Maple Pine Farm: lodging with an independent mind

Such independent enterprises remain true to the environment

Shillong  — It doesn’t take long to spot the green roofs and windmills if you look into the valley. Maple Pine Farm, a small family run Bread and Breakfast, 25 km from Shillong towards Mawsynram, in Meghalaya, blends into its grassy environment, surrounded by a little stream and hills.

A few light blue bodied, green roofed cottages (for lodging) lie scattered on the land after crossing the rock-bridge stream. Two windmills and solar panels line one side of the humble plot. They generate all the power needed to run Maple Pine Farm, which remains unconnected to the Meghalaya power grid. A yellow massage room stands at another spot. A water purifier unit is placed near a common bath, running drinkable water through every tap on the plot, next to a kitchen and common room (welcoming you with the smell of pancakes divine). Friendly dogs and a foal lounge on the rest of the land.

James Perry (51) and Valeriena Perry Syiemlieh (40) built this collection of cottages from scratch. “We were in travel business in the region (North East) since 1997. From 2011, we wanted to offer something different for people, a place where people could stay and then travel to other places based on advice and discussion with us,” says James, a Canadian born in Meghalaya, who feels this is his home. He briefly lived in the Canadian countryside learning how to build.

The Farm was built independently, without any help from the government, allowing the couple, along with their three sons, to host people without turning it into a resort with questionable ethics. Unlike a resort, there are no servants here running behind masters, providing the much needed respite from a tourist industry plagued by class burdens.

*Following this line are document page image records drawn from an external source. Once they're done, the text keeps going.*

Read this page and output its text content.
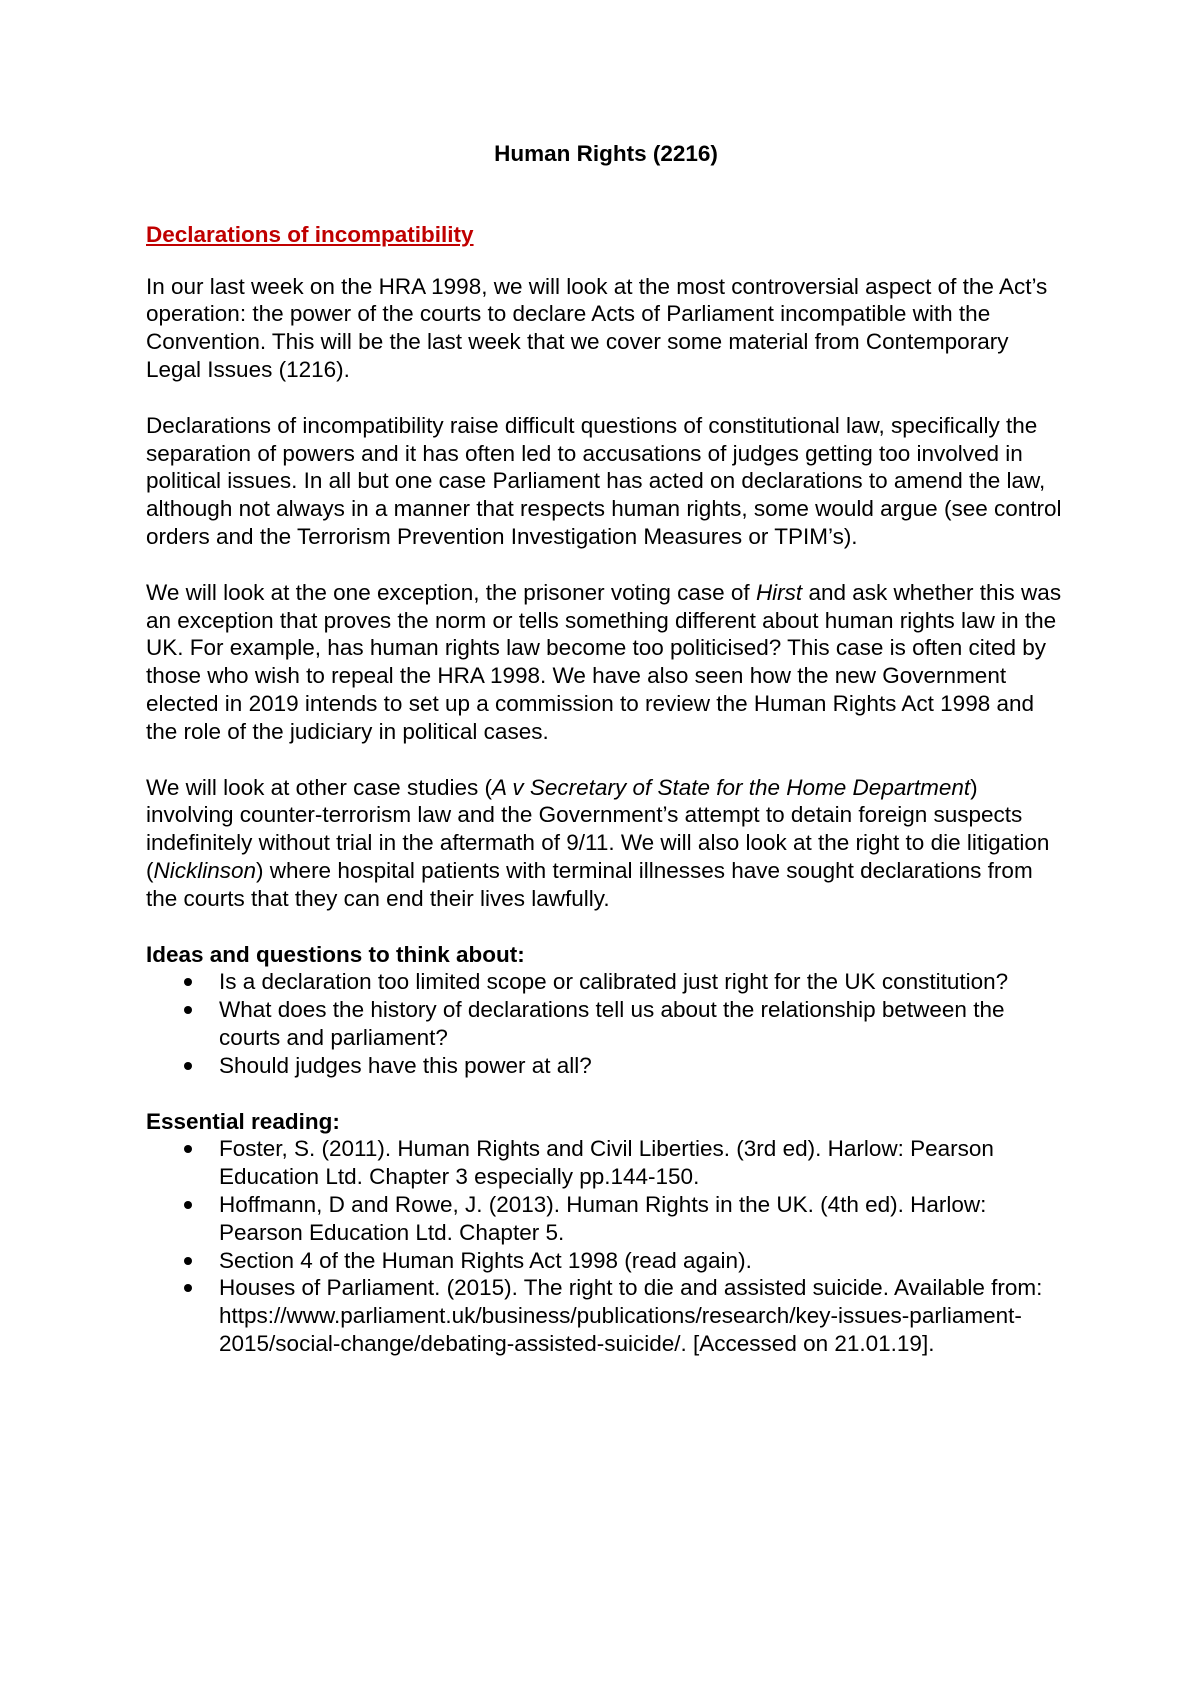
Human Rights (2216)
Declarations of incompatibility

In our last week on the HRA 1998, we will look at the most controversial aspect of the Act’s operation: the power of the courts to declare Acts of Parliament incompatible with the Convention. This will be the last week that we cover some material from Contemporary Legal Issues (1216).

Declarations of incompatibility raise difficult questions of constitutional law, specifically the separation of powers and it has often led to accusations of judges getting too involved in political issues. In all but one case Parliament has acted on declarations to amend the law, although not always in a manner that respects human rights, some would argue (see control orders and the Terrorism Prevention Investigation Measures or TPIM’s).

We will look at the one exception, the prisoner voting case of Hirst and ask whether this was an exception that proves the norm or tells something different about human rights law in the UK. For example, has human rights law become too politicised? This case is often cited by those who wish to repeal the HRA 1998. We have also seen how the new Government elected in 2019 intends to set up a commission to review the Human Rights Act 1998 and the role of the judiciary in political cases.

We will look at other case studies (A v Secretary of State for the Home Department) involving counter-terrorism law and the Government’s attempt to detain foreign suspects indefinitely without trial in the aftermath of 9/11. We will also look at the right to die litigation (Nicklinson) where hospital patients with terminal illnesses have sought declarations from the courts that they can end their lives lawfully.

Ideas and questions to think about:
Is a declaration too limited scope or calibrated just right for the UK constitution?
What does the history of declarations tell us about the relationship between the courts and parliament?
Should judges have this power at all?
Essential reading:
Foster, S. (2011). Human Rights and Civil Liberties. (3rd ed). Harlow: Pearson Education Ltd. Chapter 3 especially pp.144-150.
Hoffmann, D and Rowe, J. (2013). Human Rights in the UK. (4th ed). Harlow: Pearson Education Ltd. Chapter 5.
Section 4 of the Human Rights Act 1998 (read again).
Houses of Parliament. (2015). The right to die and assisted suicide. Available from: https://www.parliament.uk/business/publications/research/key-issues-parliament-2015/social-change/debating-assisted-suicide/. [Accessed on 21.01.19].
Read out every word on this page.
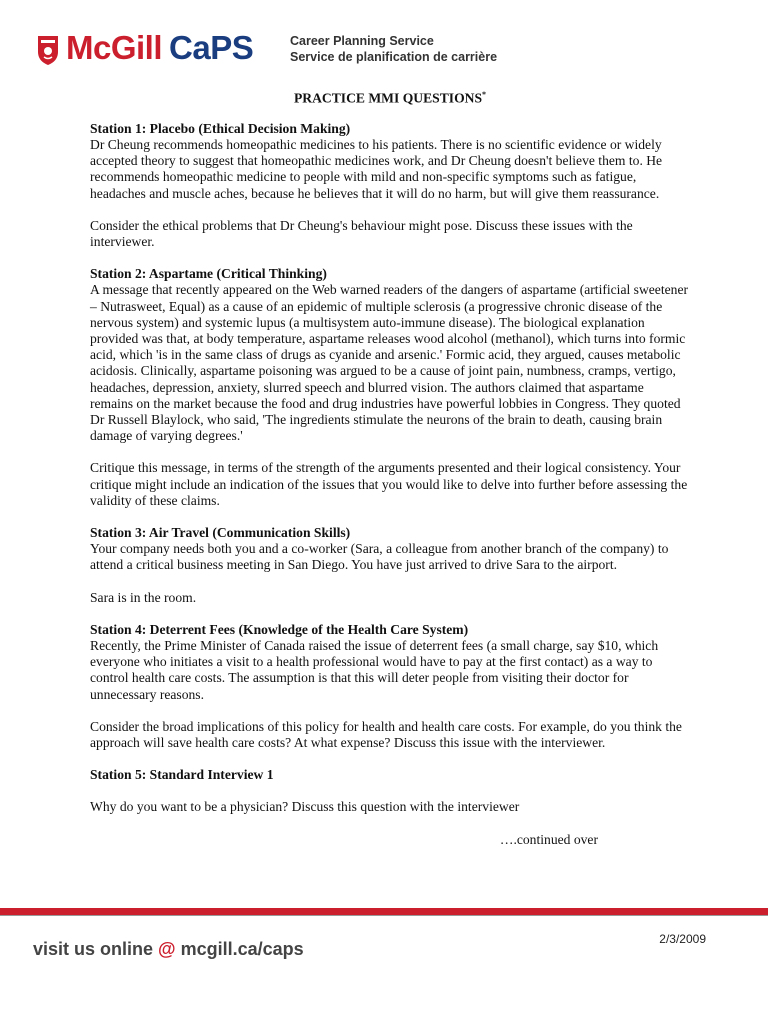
McGill CaPS	Career Planning Service
Service de planification de carrière
PRACTICE MMI QUESTIONS*
Station 1: Placebo (Ethical Decision Making)
Dr Cheung recommends homeopathic medicines to his patients. There is no scientific evidence or widely accepted theory to suggest that homeopathic medicines work, and Dr Cheung doesn't believe them to. He recommends homeopathic medicine to people with mild and non-specific symptoms such as fatigue, headaches and muscle aches, because he believes that it will do no harm, but will give them reassurance.
Consider the ethical problems that Dr Cheung's behaviour might pose. Discuss these issues with the interviewer.
Station 2: Aspartame (Critical Thinking)
A message that recently appeared on the Web warned readers of the dangers of aspartame (artificial sweetener – Nutrasweet, Equal) as a cause of an epidemic of multiple sclerosis (a progressive chronic disease of the nervous system) and systemic lupus (a multisystem auto-immune disease). The biological explanation provided was that, at body temperature, aspartame releases wood alcohol (methanol), which turns into formic acid, which 'is in the same class of drugs as cyanide and arsenic.' Formic acid, they argued, causes metabolic acidosis. Clinically, aspartame poisoning was argued to be a cause of joint pain, numbness, cramps, vertigo, headaches, depression, anxiety, slurred speech and blurred vision. The authors claimed that aspartame remains on the market because the food and drug industries have powerful lobbies in Congress. They quoted Dr Russell Blaylock, who said, 'The ingredients stimulate the neurons of the brain to death, causing brain damage of varying degrees.'
Critique this message, in terms of the strength of the arguments presented and their logical consistency. Your critique might include an indication of the issues that you would like to delve into further before assessing the validity of these claims.
Station 3: Air Travel (Communication Skills)
Your company needs both you and a co-worker (Sara, a colleague from another branch of the company) to attend a critical business meeting in San Diego. You have just arrived to drive Sara to the airport.
Sara is in the room.
Station 4: Deterrent Fees (Knowledge of the Health Care System)
Recently, the Prime Minister of Canada raised the issue of deterrent fees (a small charge, say $10, which everyone who initiates a visit to a health professional would have to pay at the first contact) as a way to control health care costs. The assumption is that this will deter people from visiting their doctor for unnecessary reasons.
Consider the broad implications of this policy for health and health care costs. For example, do you think the approach will save health care costs? At what expense? Discuss this issue with the interviewer.
Station 5: Standard Interview 1
Why do you want to be a physician? Discuss this question with the interviewer
….continued over
visit us online @ mcgill.ca/caps	2/3/2009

Often, the Farm’s visitors are people looking to have a quiet time of introspection, a little family picnic or a time to heal. The sacred groves of Mawphlang lie a short trek away, a walk through which completes the essence of calm.

The cottages are built predominantly out of wood, and have simple-superior interiors (all made and painted by James). Every cottage, with some variation, has a double bed at the first level, with a loft that provides space for two children. Tents are also available on hire. The common room provides for the perfect reading space with soulfully picked music. To top it all off, the food comes straight out of paradise. From its daal-bhaat-aloo lunches to pan cakes-French toast-flower nectar breakfasts, James and Valeriena team up their culinary skills to produce delightful food, meal after meal.

Such independent enterprises that remain true to the environment and their sovereignty are hard to come by, with people over-dependent on the government. While there is a place for government subsidies and leadership, the dependence on such should not go too far. “People who see what we have here automatically assume that we got money from the government to build this place. You have people from villages wanting to know how they can do it. We say just start,” says James, who came to live on the land in 2011, and built the first cottage over 2012 and 2013 with whatever finances they had. For this Khasi-Canadian couple, it is time to stop wanting and start giving.

The key to healthy business in the region today, they believe, is “participation and trying to learn and work together.”